Acid-sensing ion channels: structure, function, pharmacology, and clinical significance

Abstract

Changes in local proton concentrations within the body occur during synaptic transmission and metabolic activity and along the digestive tract. Perturbations to the strictly controlled physiological tissue pH are often associated with pathological processes. As such, many cell types require the ability to sense and respond to changes in local proton concentrations. Acid-sensing ion channels (ASICs) have been identified in all groups of Bilateria except for nematodes, arthropods, and mollusks.

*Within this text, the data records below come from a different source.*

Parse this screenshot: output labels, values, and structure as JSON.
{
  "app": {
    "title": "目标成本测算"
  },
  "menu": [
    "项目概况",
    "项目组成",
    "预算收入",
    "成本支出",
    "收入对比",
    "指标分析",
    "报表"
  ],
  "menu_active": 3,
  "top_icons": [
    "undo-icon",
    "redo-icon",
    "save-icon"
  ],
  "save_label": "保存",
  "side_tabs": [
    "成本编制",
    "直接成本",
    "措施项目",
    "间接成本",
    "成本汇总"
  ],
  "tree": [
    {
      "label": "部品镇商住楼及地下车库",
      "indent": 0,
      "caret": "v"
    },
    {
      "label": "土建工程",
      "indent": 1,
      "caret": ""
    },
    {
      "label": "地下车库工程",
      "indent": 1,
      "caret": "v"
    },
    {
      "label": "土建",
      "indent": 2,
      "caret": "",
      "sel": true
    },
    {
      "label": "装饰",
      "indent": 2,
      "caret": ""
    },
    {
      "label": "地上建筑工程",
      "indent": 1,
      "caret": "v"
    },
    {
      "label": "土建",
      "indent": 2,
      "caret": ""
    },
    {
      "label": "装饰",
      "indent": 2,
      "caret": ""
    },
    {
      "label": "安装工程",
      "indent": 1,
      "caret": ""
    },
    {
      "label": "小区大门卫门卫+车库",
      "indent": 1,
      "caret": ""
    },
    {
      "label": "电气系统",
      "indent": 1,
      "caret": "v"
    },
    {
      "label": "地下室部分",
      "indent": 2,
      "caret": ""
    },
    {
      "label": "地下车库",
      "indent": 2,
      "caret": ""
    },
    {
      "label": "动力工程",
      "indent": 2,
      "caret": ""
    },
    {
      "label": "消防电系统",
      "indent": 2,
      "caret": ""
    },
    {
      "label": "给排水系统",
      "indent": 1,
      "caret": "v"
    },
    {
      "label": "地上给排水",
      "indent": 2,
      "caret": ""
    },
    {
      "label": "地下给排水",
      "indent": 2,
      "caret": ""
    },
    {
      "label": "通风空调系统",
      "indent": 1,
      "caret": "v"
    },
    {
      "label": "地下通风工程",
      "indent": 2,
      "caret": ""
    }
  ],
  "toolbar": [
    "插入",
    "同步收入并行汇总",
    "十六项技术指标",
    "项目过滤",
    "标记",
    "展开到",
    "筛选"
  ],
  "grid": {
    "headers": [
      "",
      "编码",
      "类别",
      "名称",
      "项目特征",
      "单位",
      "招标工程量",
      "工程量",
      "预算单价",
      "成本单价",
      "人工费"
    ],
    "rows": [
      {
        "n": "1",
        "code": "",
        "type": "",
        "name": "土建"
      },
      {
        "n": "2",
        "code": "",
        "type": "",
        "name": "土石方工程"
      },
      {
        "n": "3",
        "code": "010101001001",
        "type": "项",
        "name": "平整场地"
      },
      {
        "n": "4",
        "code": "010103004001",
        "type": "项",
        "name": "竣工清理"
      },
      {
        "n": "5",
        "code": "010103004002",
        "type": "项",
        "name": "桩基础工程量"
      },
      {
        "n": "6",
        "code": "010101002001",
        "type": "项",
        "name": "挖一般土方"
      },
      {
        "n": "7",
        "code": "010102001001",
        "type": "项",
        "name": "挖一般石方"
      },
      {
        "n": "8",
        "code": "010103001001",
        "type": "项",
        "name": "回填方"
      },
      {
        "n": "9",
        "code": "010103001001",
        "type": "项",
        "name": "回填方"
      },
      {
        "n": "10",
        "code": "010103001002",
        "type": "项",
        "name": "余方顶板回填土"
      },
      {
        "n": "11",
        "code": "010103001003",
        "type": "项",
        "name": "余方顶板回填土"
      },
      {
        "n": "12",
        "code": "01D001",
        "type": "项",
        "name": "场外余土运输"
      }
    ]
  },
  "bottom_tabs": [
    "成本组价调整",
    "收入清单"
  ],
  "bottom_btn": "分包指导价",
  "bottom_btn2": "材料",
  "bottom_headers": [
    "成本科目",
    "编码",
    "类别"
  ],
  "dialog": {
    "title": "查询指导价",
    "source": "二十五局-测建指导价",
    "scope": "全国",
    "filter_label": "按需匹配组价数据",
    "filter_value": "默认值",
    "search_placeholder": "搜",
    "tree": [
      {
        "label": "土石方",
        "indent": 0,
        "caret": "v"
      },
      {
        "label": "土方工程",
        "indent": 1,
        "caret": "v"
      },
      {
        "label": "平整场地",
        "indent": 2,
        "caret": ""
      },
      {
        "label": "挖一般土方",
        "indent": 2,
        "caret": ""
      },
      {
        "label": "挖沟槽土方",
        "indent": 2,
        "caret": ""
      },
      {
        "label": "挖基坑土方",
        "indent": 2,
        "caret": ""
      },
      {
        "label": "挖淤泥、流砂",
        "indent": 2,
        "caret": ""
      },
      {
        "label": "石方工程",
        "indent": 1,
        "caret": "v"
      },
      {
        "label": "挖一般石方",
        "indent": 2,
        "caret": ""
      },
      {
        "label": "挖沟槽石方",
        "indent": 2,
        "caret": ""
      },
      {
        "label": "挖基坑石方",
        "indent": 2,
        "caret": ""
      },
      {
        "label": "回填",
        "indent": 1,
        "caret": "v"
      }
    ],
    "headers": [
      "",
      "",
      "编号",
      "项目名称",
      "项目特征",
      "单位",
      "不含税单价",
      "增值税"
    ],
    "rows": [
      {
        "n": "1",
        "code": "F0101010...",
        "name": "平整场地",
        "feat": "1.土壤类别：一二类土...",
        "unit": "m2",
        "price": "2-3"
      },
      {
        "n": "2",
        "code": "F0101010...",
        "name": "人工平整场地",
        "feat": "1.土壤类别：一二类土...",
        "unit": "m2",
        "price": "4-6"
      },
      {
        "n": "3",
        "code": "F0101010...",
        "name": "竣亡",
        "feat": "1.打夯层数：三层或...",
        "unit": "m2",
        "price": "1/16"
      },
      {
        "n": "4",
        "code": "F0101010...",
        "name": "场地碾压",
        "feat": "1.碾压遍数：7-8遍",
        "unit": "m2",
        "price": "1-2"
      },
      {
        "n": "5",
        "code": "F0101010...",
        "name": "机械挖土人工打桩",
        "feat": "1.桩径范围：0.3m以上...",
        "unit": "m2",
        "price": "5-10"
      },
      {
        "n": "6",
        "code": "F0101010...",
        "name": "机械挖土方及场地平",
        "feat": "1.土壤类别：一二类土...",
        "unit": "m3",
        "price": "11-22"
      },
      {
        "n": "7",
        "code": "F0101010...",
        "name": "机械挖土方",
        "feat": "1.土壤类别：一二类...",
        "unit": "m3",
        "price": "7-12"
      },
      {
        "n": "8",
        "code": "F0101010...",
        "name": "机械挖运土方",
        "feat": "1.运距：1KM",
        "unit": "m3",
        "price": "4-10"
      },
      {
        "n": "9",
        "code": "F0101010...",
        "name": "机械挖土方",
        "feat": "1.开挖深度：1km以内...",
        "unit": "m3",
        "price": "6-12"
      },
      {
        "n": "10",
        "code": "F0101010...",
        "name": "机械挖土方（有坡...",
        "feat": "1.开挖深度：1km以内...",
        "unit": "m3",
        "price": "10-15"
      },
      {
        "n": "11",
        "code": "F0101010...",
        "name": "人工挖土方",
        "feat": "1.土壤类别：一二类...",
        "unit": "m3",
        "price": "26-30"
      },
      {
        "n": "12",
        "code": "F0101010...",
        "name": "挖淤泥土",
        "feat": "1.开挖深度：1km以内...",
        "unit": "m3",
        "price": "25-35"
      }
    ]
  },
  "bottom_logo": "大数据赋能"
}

They are part of the epithelial Na⁺ channel/degenerin (ENaC/DEG) family, which encompasses ion channels across a wide range of tissues and organisms. ENaC/DEG channels are constitutively active or can be activated by various stimuli, such as mechanical stimuli or the binding of peptides or protons. ASICs are low pH-activated Na⁺-selective channels, formed by the assembly of three identical or homologous subunits around a central pore. In mammals, ASICs are mostly expressed in the nervous system. Extensive structure-function studies have identified residues involved in ion permeation and in the control and modulation of ASIC activity. The biological functions of ASICs are associated with situations of lowered pH, such as high neuronal activity, ischemia, and inflammation. Experiments with rodents showed roles of ASICs in the expression of fear, learning, pain sensation, and neurodegeneration. This review comprehensively examines ASICs, covering their evolutionary origins, biophysical properties, structure-function relationships, physiological and pathological roles, and their regulation and pharmacology.

Keywords: ASIC; ischemia; neuronal excitability; pH sensing; pain.